Secara sosiologis, seni yang diterima dalam istiadat Islam ialah seni yang mengakibatkan pelaku dan menikmatnya memandangnya dan mempergunakannya dengan cara-cara unik dan khusus Islami. Ini berkenaan antara lain deengan cara-cara penyajiannya. Seni suara dan bunyi digunakan dalam salat, upacara keagamaan dan
majlis-majlis di luar itu dapat dimasukkan ke dalam handasah. Misalnya bacaan ayat suci dan doa dalam salat, seruan azan, takbir, tahmid, zikir, wirid, tahlil, tilawah dan qira’a atau pembacaan ayat suci al-Qur’an yang dilagukan seindah dan semerdu mungkin dan lain-lain. Secara estetik pola nada dan lagu dari seni-seni yang telah
disebutkan ini bersumber dari pola musik dan nada ayat-ayat al-Qur’an itu sendiri, begitu pula cara penyajiannya dimaksudkan untuk menghidupkan suasana keagamaan.
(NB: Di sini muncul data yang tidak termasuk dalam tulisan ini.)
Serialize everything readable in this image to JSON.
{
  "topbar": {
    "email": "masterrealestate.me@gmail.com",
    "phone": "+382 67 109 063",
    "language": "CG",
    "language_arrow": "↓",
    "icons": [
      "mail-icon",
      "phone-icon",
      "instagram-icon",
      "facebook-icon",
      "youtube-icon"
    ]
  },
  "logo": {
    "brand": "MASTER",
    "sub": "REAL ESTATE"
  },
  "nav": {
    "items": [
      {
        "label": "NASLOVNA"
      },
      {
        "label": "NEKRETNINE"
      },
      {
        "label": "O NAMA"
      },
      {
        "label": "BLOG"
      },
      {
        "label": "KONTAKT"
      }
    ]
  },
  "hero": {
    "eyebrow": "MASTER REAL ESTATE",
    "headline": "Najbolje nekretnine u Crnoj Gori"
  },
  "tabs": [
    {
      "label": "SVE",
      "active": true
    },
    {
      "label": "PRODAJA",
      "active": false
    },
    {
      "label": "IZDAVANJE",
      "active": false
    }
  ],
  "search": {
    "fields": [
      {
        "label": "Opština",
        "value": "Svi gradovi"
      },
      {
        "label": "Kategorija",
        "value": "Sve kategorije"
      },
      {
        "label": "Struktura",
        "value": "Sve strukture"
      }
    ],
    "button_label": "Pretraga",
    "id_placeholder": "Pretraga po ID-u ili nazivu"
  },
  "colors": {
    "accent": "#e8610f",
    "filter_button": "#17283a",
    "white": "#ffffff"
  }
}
Di luar handasah semacam ini terdapat nyanyian yang tema syairnya bersifat keagamaan seperti qasida, ghazal (di Iran), nefes dan sugul (Turki), muwashshah dini (Maroko), nasyid dan marawis (Asia Tenggara) dan lain-lain. Atau handasah yang perannya memberikan suasana keagamaan, misalnya inprovisasi bunyi atau intrumentalia dan improvisasi vokal seperti taqasim, layali dan qasidah di Turki, awaz di Iran, shakl di Afghanistan, sayil dan baqat di Indonesia dan Malaysia.
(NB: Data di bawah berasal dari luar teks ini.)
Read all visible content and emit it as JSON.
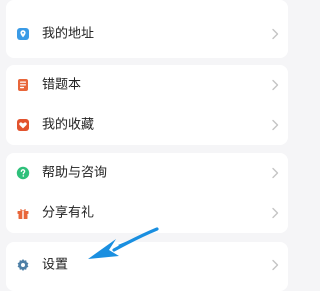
{
  "menu": {
    "group1": {
      "items": [
        {
          "label": "我的地址",
          "icon": "location-pin-icon",
          "icon_color": "#3a9be6"
        }
      ]
    },
    "group2": {
      "items": [
        {
          "label": "错题本",
          "icon": "notebook-icon",
          "icon_color": "#e8663a"
        },
        {
          "label": "我的收藏",
          "icon": "heart-icon",
          "icon_color": "#e2532e"
        }
      ]
    },
    "group3": {
      "items": [
        {
          "label": "帮助与咨询",
          "icon": "help-icon",
          "icon_color": "#2ec07a"
        },
        {
          "label": "分享有礼",
          "icon": "gift-icon",
          "icon_color": "#e8663a"
        }
      ]
    },
    "group4": {
      "items": [
        {
          "label": "设置",
          "icon": "gear-icon",
          "icon_color": "#4d7fa6"
        }
      ]
    }
  },
  "annotation": {
    "arrow_color": "#1a8fe0"
  }
}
Secara umum handasah atau musik dan seni suara yang diterima dalam Islam dapat dibagi menurut keperluan dan tatanan estetiknya sebagai berikut:

1. Jenis seni suara yang sepenuhnya tunduk pada estetika al-Qur`an seperti tilawah, qira’ah dan lain-lain. Karena berkaitan langsung dengan penyampaian wahyu ilahi maka seni semacam ini menempati urutan pertama dalam kehidupan estetis kaum Muslimin

2. Urutan berikutnya ialah handasah yang berkitan dengan seruan salat dan ibadah seperti azan; atau yang dimaksud sebagai bagian dari ibadah seperti tahmid, takbir, zikir, wirid dan lain-lain. Puncak dari jenis handasah seperti ini ialah sama’, konser keruhanian sufi yang dilengkapi dengan orkestra, pembacaan puisi dan gerak tari tertentu. Pembacaan Kasidah Burdah, Kasidah Barzanji, Rampai Maulid (di kalangan orang Melayu) dan lain-lain, yang dinyanyikan dengan indah dan sering disertai iringan musik, termasuk dalam urutan ini sebab isinya adalah lantunan puji-pujian kepada Nabi Muhammad s.a.w. dan karenanya mengandung seruan ibadah.

Dalam kenyataan pembacaan kasidah semacam ini bermula dari kaum sufi dan memainkan peranan penting dalam penyebaran agama Islam di Asia Barat, Asia Tengah, India, Asia Tenggara dan Afrika. Pembacaan Salawat Badar yang dinyanyikan dengan indah termasuk pula di dalamnya.

3. Urutan ketiga ialah seni improvisasi bunyi dari alat musik tertentu atau instrumentalia dan suara. Misalnya seperti dilakukan dalam sama’, atau pemukulan rebana dalam upacara keagamaan dan kemasyarakatan. Misalnya seni Rebana Biang dan banyak jenis seperti itu ditemukan dalam kehidupan masyarakat Muslim.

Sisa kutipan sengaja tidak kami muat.